STEVE INSKEEP, host:
The biggest initial public offering so far this year is taking place in London and Hong Kong today. The giant commodities firm Glencore is hoping to raise $11 billion.
Vicki Barker reports from London.
VICKI BARKER: Swiss-based Glencore was founded in the 1970s by Marc Rich, the fugitive trader famously pardoned for tax evasion and other charges by Bill Clinton on the former president's last day in office. It trades metals and oils, owns mines and smelters. It's big and is famously secretive or was.
Mining analyst Paul Renken describes it as a corporate snail outgrowing its shell.
Mr. PAUL RENKEN (Mining Analyst): The company had realized several years back that if they were going to grow even further from being the large organization that they are, that they had to change the structure of the business itself into a more public entity.
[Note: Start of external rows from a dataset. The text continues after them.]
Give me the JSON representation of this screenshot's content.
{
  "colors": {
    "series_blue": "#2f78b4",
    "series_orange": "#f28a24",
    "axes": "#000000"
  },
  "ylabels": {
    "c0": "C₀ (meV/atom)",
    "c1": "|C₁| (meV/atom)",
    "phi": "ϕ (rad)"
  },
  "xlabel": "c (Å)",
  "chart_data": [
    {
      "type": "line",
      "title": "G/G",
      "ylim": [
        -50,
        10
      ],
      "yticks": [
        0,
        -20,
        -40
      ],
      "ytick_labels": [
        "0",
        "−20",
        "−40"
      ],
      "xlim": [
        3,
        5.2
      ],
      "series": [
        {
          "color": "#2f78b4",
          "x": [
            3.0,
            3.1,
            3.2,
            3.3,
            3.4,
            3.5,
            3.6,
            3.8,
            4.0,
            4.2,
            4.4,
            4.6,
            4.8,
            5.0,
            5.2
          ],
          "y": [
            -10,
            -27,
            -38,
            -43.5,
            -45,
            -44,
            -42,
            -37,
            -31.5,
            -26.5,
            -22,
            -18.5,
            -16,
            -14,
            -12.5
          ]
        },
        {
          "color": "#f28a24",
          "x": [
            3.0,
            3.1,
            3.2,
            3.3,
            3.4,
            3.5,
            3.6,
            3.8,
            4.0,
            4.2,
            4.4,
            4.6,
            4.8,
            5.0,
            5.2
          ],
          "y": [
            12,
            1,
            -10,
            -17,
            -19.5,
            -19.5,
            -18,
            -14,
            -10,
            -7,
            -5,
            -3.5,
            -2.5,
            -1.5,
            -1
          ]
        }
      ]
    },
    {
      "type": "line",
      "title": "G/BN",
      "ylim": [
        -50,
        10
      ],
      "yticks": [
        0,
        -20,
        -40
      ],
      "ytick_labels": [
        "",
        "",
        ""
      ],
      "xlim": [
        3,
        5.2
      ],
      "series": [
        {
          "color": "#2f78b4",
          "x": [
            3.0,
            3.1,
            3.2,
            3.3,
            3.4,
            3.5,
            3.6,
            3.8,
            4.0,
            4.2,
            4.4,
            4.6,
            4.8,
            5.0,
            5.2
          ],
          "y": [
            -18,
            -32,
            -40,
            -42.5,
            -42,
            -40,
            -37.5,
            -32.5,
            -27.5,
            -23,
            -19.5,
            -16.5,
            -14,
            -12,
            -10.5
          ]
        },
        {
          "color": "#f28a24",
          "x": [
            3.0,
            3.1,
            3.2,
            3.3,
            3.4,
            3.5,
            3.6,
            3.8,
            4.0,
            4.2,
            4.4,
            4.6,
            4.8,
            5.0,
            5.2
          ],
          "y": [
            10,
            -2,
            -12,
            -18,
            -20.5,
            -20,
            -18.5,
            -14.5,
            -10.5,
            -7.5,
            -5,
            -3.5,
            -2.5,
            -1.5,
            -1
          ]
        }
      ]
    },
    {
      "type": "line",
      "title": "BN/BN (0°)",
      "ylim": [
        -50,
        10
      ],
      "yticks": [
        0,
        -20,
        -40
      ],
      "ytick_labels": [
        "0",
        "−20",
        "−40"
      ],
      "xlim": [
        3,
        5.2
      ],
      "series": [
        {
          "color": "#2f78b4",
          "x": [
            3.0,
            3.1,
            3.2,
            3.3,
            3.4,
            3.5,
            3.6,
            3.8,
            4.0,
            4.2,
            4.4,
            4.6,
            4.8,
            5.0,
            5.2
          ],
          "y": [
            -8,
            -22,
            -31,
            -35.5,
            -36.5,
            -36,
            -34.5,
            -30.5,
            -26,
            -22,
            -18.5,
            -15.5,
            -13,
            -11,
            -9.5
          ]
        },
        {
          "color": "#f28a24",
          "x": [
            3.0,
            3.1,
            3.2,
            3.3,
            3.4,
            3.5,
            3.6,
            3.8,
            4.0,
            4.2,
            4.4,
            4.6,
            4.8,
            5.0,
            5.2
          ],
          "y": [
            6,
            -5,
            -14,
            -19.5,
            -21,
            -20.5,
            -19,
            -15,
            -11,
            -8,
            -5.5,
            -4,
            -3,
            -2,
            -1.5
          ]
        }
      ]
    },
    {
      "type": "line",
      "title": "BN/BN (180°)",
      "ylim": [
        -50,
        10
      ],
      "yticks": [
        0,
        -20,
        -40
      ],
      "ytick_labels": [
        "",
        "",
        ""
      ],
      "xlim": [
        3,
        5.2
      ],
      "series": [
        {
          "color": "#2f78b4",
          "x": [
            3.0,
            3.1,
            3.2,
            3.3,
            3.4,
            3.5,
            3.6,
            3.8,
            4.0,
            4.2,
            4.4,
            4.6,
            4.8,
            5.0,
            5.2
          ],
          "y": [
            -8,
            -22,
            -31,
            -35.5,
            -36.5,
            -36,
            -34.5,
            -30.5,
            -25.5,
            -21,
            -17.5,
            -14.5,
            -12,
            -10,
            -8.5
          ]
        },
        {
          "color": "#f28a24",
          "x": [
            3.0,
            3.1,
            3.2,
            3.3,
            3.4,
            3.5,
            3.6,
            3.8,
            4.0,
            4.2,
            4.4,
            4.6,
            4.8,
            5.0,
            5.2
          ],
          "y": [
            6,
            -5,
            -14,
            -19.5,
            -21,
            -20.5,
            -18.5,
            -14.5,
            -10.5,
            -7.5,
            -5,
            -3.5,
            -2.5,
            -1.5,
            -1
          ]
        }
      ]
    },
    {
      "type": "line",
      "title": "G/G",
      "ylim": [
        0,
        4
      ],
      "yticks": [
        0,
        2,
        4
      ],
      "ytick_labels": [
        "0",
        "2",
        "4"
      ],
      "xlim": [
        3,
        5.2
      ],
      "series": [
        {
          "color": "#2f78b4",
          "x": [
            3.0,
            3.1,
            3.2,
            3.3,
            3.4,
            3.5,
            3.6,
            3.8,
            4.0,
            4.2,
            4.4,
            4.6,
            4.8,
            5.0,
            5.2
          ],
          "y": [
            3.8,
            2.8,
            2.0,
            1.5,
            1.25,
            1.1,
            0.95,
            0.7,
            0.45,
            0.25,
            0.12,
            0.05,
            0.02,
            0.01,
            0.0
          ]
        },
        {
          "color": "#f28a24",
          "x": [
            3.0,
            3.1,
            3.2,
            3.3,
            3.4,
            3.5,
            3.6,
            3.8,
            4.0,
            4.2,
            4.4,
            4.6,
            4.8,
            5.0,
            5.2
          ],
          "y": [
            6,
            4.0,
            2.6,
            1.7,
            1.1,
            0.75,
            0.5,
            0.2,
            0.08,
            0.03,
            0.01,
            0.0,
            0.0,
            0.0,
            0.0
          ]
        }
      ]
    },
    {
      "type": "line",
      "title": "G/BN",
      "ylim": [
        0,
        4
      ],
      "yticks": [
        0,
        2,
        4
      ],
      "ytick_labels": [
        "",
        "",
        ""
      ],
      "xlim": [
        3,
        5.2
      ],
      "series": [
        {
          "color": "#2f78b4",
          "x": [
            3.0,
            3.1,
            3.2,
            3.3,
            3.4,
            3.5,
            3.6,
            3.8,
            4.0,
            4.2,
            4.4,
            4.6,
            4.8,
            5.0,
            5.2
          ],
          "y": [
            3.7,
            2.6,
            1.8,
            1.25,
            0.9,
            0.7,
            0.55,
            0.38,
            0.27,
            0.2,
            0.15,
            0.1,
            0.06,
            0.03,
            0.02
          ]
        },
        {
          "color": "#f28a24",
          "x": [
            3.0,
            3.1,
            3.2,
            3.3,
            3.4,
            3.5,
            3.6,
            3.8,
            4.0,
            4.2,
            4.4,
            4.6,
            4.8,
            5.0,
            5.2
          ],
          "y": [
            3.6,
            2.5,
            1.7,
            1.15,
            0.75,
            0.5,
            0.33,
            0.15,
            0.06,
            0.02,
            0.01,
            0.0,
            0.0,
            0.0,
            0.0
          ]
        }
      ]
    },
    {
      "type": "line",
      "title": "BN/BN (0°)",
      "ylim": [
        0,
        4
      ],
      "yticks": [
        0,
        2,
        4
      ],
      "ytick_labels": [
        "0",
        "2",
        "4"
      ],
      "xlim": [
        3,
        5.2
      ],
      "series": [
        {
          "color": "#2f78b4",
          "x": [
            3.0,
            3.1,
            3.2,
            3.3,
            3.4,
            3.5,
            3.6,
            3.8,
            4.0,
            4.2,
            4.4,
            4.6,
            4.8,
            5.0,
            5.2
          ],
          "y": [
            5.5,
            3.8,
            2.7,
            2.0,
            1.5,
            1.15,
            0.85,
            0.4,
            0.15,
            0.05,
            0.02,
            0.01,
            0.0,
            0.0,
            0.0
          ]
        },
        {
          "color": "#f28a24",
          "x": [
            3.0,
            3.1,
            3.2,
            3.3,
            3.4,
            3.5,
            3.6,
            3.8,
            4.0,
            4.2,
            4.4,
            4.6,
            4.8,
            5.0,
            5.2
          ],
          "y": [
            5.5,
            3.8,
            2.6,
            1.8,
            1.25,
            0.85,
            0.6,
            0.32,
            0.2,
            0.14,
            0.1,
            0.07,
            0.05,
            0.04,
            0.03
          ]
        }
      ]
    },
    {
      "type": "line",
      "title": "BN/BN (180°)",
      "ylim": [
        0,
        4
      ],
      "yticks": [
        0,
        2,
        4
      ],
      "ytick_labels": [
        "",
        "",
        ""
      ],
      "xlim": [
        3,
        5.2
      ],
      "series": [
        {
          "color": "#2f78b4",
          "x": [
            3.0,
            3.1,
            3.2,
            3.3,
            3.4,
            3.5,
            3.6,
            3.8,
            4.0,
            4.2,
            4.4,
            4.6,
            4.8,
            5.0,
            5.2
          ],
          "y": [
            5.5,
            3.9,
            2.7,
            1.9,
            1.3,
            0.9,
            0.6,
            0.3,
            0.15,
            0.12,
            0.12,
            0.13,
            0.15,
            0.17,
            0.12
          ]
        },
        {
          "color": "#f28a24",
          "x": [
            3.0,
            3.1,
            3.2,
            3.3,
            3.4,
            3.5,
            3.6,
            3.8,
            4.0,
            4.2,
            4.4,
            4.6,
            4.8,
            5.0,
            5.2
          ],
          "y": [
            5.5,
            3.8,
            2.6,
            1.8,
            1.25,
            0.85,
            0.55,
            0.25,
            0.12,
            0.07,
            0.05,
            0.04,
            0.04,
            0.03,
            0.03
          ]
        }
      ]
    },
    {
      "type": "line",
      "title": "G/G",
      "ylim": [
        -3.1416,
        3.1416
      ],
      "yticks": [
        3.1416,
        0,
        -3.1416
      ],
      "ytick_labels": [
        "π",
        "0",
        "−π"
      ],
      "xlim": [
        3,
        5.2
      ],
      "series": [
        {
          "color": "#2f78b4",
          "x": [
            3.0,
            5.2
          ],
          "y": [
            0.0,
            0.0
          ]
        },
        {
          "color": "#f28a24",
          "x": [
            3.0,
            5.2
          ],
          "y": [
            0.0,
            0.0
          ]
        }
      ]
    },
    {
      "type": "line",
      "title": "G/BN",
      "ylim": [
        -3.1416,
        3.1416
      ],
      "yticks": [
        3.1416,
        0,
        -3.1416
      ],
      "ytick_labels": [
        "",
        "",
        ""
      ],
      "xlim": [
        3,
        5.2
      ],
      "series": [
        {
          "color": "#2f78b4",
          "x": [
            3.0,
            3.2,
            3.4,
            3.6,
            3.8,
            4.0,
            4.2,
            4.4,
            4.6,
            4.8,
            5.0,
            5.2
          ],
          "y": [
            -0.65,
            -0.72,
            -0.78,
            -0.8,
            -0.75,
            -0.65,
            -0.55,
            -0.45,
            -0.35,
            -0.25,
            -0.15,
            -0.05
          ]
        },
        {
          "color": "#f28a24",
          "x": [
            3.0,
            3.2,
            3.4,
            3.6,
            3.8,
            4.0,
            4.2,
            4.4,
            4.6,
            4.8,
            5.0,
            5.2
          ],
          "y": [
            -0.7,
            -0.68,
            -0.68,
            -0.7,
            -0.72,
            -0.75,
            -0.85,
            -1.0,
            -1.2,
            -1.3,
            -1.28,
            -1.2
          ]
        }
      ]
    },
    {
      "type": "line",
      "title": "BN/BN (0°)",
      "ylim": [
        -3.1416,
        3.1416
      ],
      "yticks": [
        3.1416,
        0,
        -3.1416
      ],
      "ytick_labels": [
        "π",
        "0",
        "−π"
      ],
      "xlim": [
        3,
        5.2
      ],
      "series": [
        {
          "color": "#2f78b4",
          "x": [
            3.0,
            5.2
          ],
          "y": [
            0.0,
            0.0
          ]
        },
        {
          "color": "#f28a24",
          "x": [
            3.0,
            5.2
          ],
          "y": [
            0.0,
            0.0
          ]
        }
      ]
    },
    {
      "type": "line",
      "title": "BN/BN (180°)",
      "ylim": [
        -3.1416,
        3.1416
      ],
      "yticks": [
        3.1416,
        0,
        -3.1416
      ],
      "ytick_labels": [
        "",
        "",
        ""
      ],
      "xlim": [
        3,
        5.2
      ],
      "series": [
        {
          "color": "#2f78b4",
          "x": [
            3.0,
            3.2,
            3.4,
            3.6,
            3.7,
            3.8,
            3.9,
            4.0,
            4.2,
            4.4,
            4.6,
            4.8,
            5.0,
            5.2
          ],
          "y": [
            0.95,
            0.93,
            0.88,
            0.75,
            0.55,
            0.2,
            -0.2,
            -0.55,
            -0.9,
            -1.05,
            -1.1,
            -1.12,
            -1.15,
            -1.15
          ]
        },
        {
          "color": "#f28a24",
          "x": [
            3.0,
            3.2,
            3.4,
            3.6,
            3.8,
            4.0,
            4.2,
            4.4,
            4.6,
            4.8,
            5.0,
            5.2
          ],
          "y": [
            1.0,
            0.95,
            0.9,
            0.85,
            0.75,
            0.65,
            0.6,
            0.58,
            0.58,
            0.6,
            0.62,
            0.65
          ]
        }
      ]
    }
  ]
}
BARKER: Glencore's management insists the recent dip in commodities prices has taken none of the luster off this IPO. Indeed, Glencore is so big and the public offering potentially so rich, that it's expected to rocket up into the FTSE index of top 100 companies by the end of its first day of trading here.
That means thousands of pension funds and mutual funds that track the FTSE 100 will have to hold Glencore stock, in addition to those sovereign wealth funds and other institutional investors betting on the world's continuing hunger for coal and oil and cement and metals.